La langue anglaise, bénie soit-elle, a deux mots pour désigner ce que nous nommons du seul mot d’éditeur : publisher, le propriétaire ou patron d’une maison d’édition, d’un journal, d’une revue ; et editor, autrement dit le directeur littéraire, ce qu’a été Eric Vigne pour tant d’auteurs de sciences humaines, se forgeant une réputation d’interventionniste sur les manuscrits, n’hésitant pas à corriger sinon réécrire des textes ou des traductions s’agissant notamment de thèses universitaires promises à un destin en librairie, ambitionnant de passer de livre de savoir à livre de connaissance. Il y a une forme d’ascétisme dans sa conception du métier, en tout cas un dévouement dont les auteurs lui ont toujours su gré ne lui marchandant pas leur confiance. L’éditeur ne s’autorise que de lui-même. Il est un metteur en scène du savoir doté d’une orgueilleuse humilité qu’il s’agisse de publier Darnton ou Bouretz, Schnapper ou Laqueur. pour ne rien dire de ceux qui furent publiés à plusieurs reprises, Honneth et Andler, Luzatto et Boltanski ou Diamond. C’est peu dire que ces chercheurs, leurs travaux et les livres qu’ils en ont tiré ont fait avancer le débat d’idées.

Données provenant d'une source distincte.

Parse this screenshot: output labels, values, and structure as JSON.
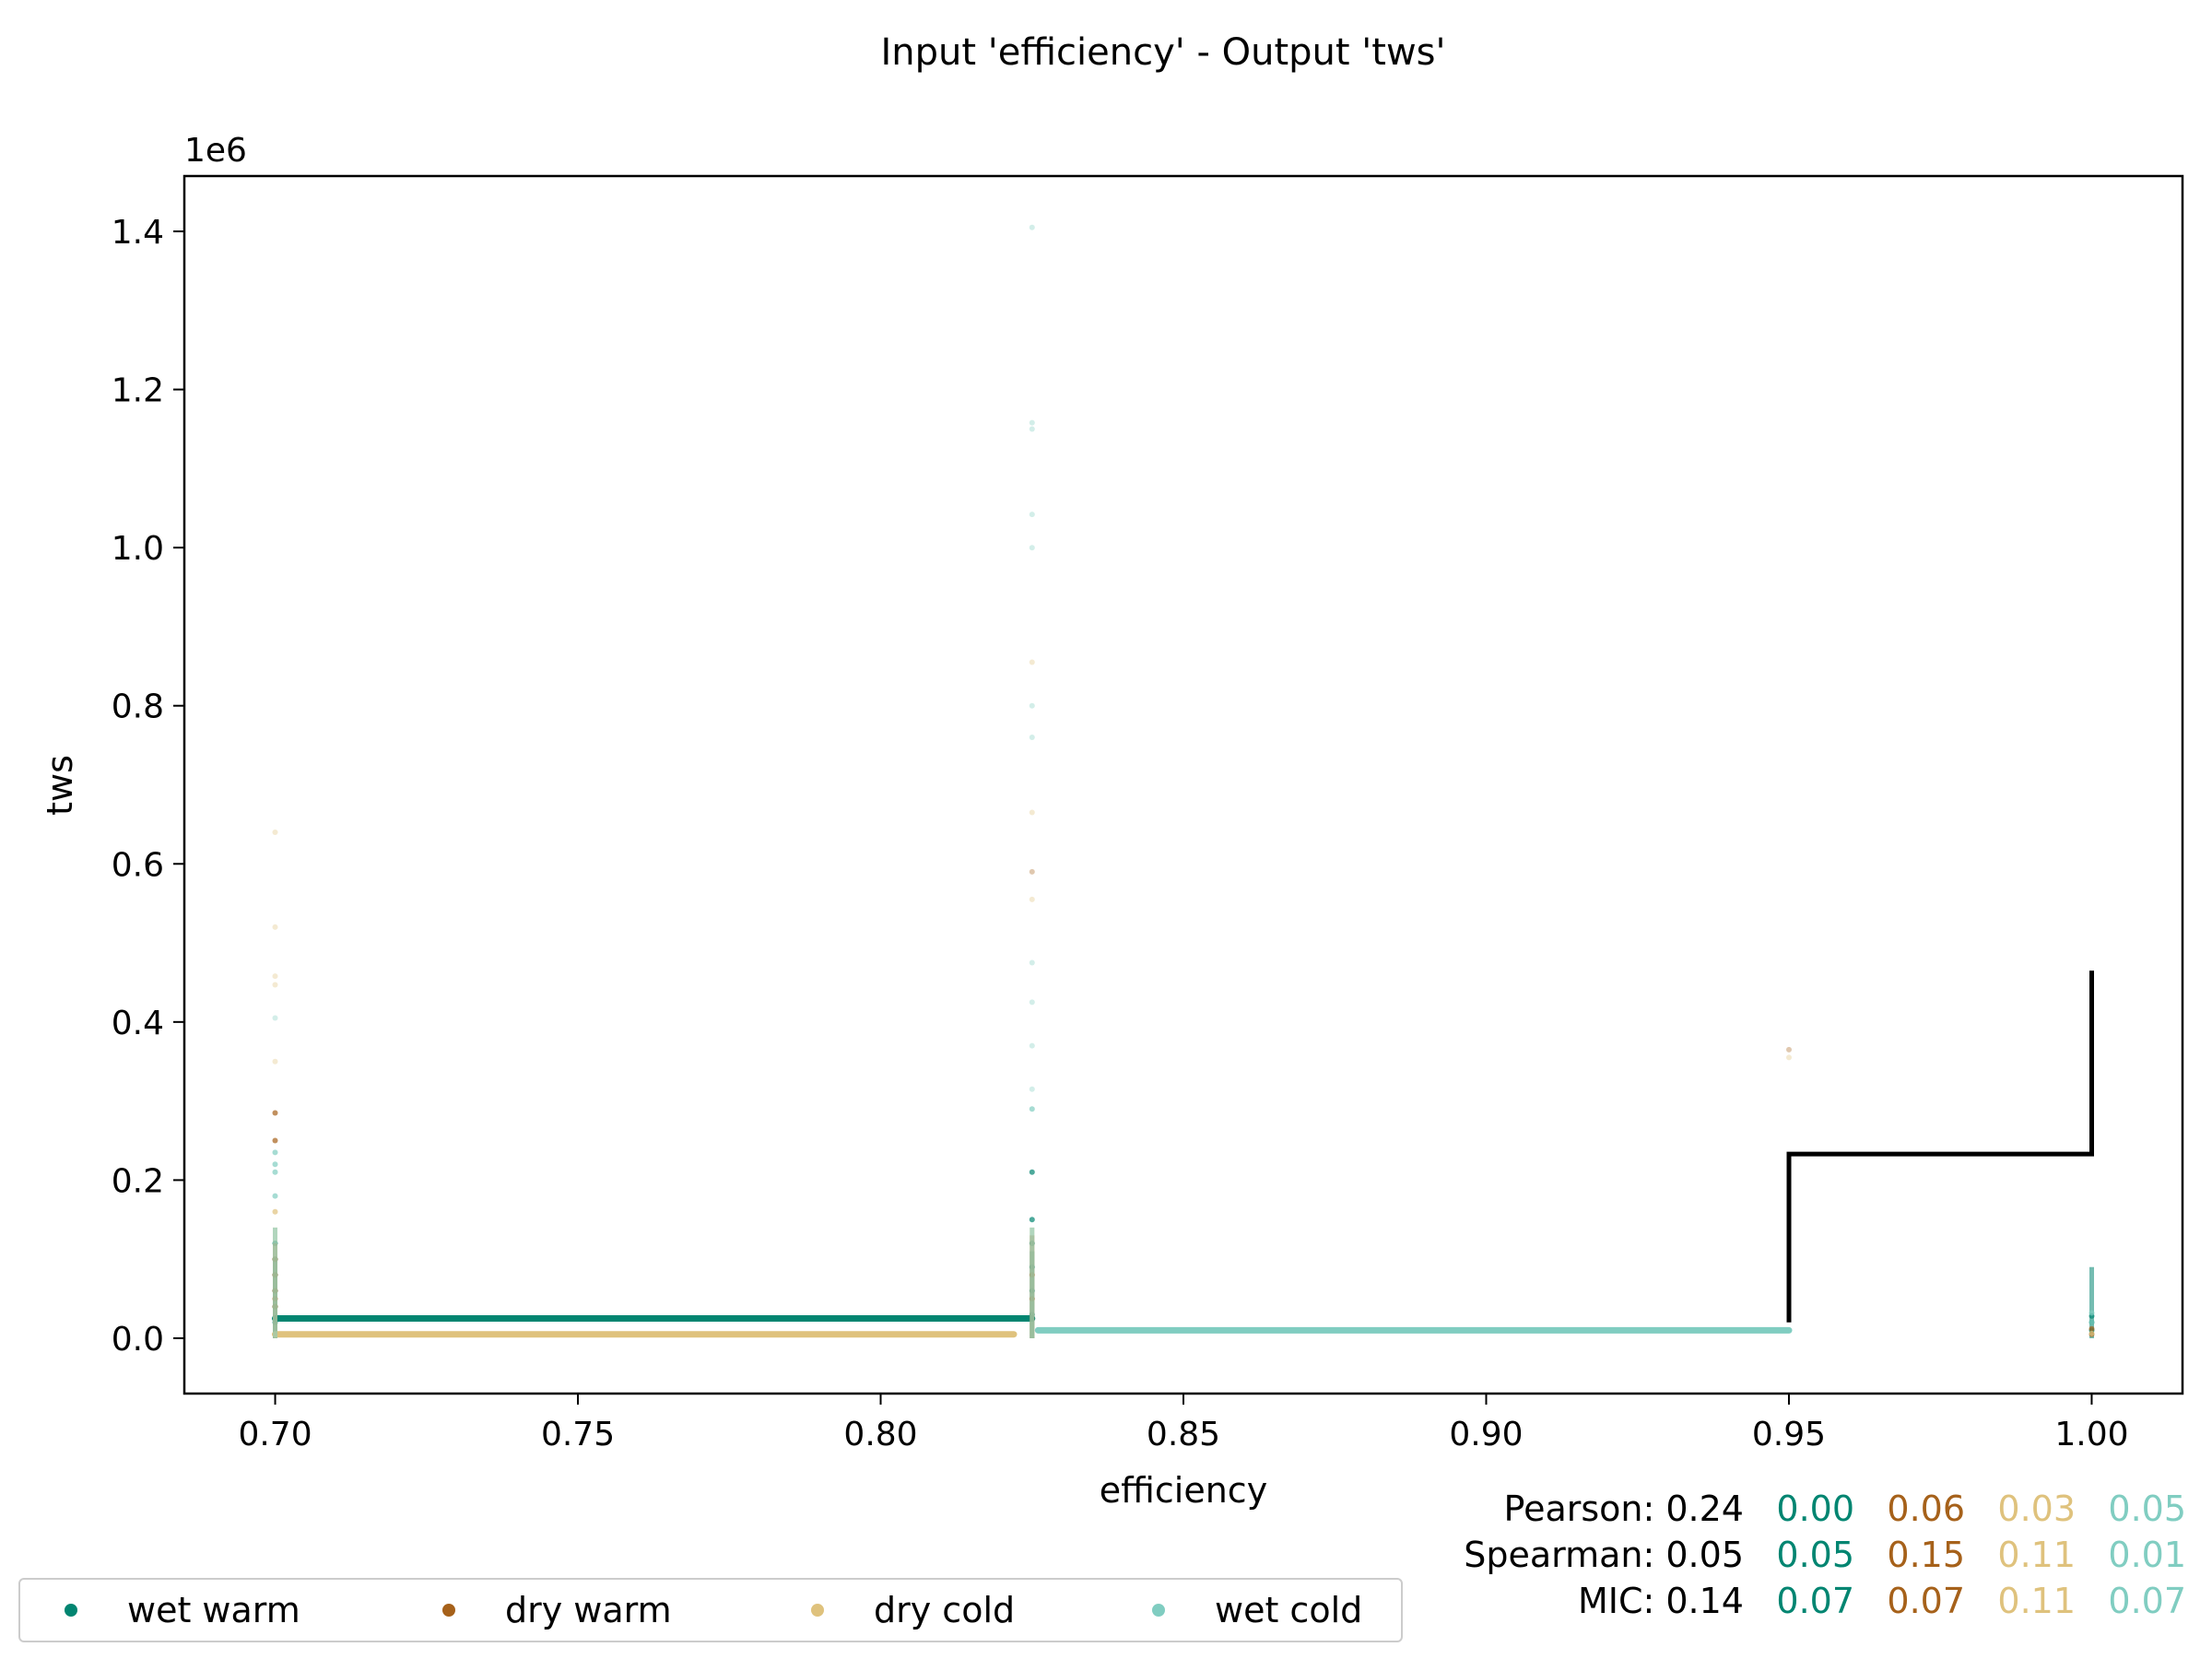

Outre son autoportrait dessiné par ses auteurs en contribuant à Servitudes et grandeurs des disciplines, Eric Vigne est l’auteur d’un seul livre, un essai plein de colère : Le livre et l’éditeur paru chez Klincksieck en 2008. Malgré lé sérieux de la démonstration, le ton en est plutôt pamphlétaire et ne dédaigne pas les formules : « Editeur n’est plus une profession mais une activité sociale caritative pour faire plaisir à ses amis« . Il y relève le basculement dans les années 80 de la commercialisation à la marchandisation des livres. Celle-ci a été marquée par le lancement à succès du Pari français (1984) du commissaire au Plan Michel Albert. Selon Eric Vigne, cette nouvelle ère de la diffusion du livre célébrant « les noces de l’essai et de la télé », signait l’arrêt de mort de la péréquation dans l’édition; autrement dit la publication d’ouvrage au succès annoncé permettant celle de livres intellectuellement plus exigeants au tirage confidentiel. Le livre n’est plus une fin mais un moyen, notamment pour les hommes politiques désireux de faire parler d’eux ailleurs que dans les pages politiques des journaux. Vigne, lui, n’a jamais cessé de publier des livres qui ne soient à la remorque que d’eux-mêmes.